Natürlich wollte man den neuen Gästen die Seenlandschaft von Elan Valley nicht vorenthalten. Die Fahrt durch das wildromantische Tal  der künstlich angelegten Stauseen ist für den Busfahrer jedes Mal eine Herausforderung und für die Fahrgäste mit Nervenkitzel verbunden. Haarnadelkurven auf winzigen Sträßchen hoch auf den Hügeln, ließen manchen den Atem anhalten. Doch Busfahrer Klaus kannte das Gebiet von seinen vielen Reisen sehr gut und man wusste genau, dass man ihm vertrauen konnte. Abends hatten die walisischen Freunde Salate und köstliche Nachspeisen vorbereitet und man verbrachte die Zeit beim Kegeln im Freien. Auch mit dem Wetter hatte man Glück. Nach dem wochenlangen Regen hatten die Deutschen den Sonnenschein mitgebracht, so sagte  Bürgermeisterin Aileen Worgan, die die Gäste bei ihrer Ankunft begrüßte. Sie freute sich, dass die alten Freundschaften erneuert wurden und neue Verbindungen sich gefunden hatten. So floss so manche Träne des Abschieds als man die Rückfahrt antrat. Aber zum Glück ging es dieses Mal nicht gleich heim. Man steuerte London an und freute sich auf viele neue Eindrücke. Und die bekam man. Die Firma Hofmann hatte in den Docks  ein wunderbares Hotel gebucht. In der „Canary Warft“ entsteht ein ganz neues Finanzviertel mit Immobilientürmen und Finanzhochhäusern. Super modern mit Einkaufs-„ Mals“ vom Feinsten. Und drum herum lauter Wasser. Das Zentrum von London erreichte man schnell mit der U-Bahn.

Auf den langen Fahrten im Bus waren die Reisenden zusammengewachsen. Man genoss die Versorgung, die der Partnerschaftsförderverein zusammen mit den Teilnehmern organisiert hatte und vertrieb sich die Zeit mit Singen und Erzählen, Essen und Trinken. Als großen Erfolg werteten die Mitglieder des Partnerschaftsfördervereins die Tatsache, dass die Teilnehmer immer jünger werden.
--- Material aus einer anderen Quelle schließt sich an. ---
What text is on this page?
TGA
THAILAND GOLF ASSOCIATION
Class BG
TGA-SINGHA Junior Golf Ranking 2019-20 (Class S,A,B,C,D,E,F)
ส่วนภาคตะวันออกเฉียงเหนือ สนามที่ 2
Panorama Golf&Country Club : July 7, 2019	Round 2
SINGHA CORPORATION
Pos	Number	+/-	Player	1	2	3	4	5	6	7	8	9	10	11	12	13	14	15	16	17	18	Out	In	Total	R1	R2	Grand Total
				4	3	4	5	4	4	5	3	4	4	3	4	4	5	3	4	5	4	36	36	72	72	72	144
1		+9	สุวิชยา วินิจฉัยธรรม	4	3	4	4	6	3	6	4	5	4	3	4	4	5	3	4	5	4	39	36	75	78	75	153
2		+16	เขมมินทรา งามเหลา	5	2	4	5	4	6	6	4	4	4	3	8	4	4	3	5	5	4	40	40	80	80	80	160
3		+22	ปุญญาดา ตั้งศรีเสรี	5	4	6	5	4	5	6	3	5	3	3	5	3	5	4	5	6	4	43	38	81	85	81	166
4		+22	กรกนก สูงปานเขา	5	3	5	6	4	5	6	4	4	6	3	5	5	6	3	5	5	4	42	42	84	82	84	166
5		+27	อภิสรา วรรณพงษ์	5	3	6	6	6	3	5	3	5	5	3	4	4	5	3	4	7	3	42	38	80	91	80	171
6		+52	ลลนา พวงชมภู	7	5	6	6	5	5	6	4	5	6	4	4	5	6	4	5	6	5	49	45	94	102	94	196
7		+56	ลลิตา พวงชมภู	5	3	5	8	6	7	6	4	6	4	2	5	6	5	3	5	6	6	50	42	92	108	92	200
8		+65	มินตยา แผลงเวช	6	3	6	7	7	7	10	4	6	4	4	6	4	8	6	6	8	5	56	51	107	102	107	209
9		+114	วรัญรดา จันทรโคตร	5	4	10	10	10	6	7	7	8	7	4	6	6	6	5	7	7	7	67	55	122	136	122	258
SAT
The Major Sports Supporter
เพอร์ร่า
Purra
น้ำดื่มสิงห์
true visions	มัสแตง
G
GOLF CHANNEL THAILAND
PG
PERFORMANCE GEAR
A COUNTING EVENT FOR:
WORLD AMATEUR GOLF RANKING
Auch bei dieser Fahrt waren viele junge Menschen dabei. Für sie bot diese Reise eine ganz neue Erfahrung. Sie merkten, dass das Leben in einer großen Gemeinschaft, manchmal sogar auf engstem Raum, im Bus, genauso reizvoll oder vielleicht noch aufregender sein kann als das ständige Tippen auf dem Smartphone. Wie so oft, nach solch positiven Erlebnissen üblich, wird sich der Partnerschaftsförderverein, nach dieser Fahrt, über neue Mitglieder freuen können. Und die werden natürlich herzlich aufgenommen.